The strict standards for Noto Temari are as follows:
‧ Pileus diameter of 8cm or more
‧ Pileus thickness of 3cm or more
‧ Curl length at the tip of the pileus of 1cm or more
‧ Good shape
Noto 115 mushrooms brought to the test room are all excellent specimens. However, only 30% of them are approved as Noto Temari. Even in the case of Mr. Takamori, the master of Noto Temari, only 1% of his harvest is approved as Noto Temari. This fact shows just how rare Noto Temari mushrooms are.
Yoshinori Muroki started farming three years ago, and now manages 5,500 logs in three greenhouses in Anamizu Town. In the harvest season, he works from 7:00am to 7:00pm. Even at the peak of harvest, he can only produce 60 mushrooms each week that are candidates for Noto Temari. It is really difficult to produce Noto Temari. “I have worked for three years, and the harvest is different each year. This year is not bad, but last year was very hard. The harvest is probably influenced by temperature and rainfall, but there are also many unknown factors. I need a lot more experience. I just have to work diligently,” says Mr. Muroki calmly.

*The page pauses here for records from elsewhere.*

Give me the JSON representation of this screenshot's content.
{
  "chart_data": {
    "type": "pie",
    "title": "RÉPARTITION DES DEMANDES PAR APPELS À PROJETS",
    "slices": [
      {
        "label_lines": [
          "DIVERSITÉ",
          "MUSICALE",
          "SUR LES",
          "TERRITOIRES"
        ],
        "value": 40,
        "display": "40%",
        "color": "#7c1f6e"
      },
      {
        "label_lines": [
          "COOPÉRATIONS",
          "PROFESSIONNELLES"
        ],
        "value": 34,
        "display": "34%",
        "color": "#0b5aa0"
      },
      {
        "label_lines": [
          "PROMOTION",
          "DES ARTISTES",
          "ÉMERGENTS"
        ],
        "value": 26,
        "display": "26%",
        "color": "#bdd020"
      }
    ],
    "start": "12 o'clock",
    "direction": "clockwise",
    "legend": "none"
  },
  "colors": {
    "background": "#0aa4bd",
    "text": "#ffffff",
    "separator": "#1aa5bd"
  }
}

Mr. Kataori was impressed by the production site, saying “compared to mushrooms grown in artificial sawdust beds, mushrooms grown in raw wood are much better in taste and smell, and are superior as an ingredient. However, I did not know that raw wood cultivation is this difficult. The big logs weigh 15kg. It is incredibly hard work to move thousands of logs from the mountains to greenhouses, and then back to the mountains. Knowing this fact, I feel more affection for Noto 115.”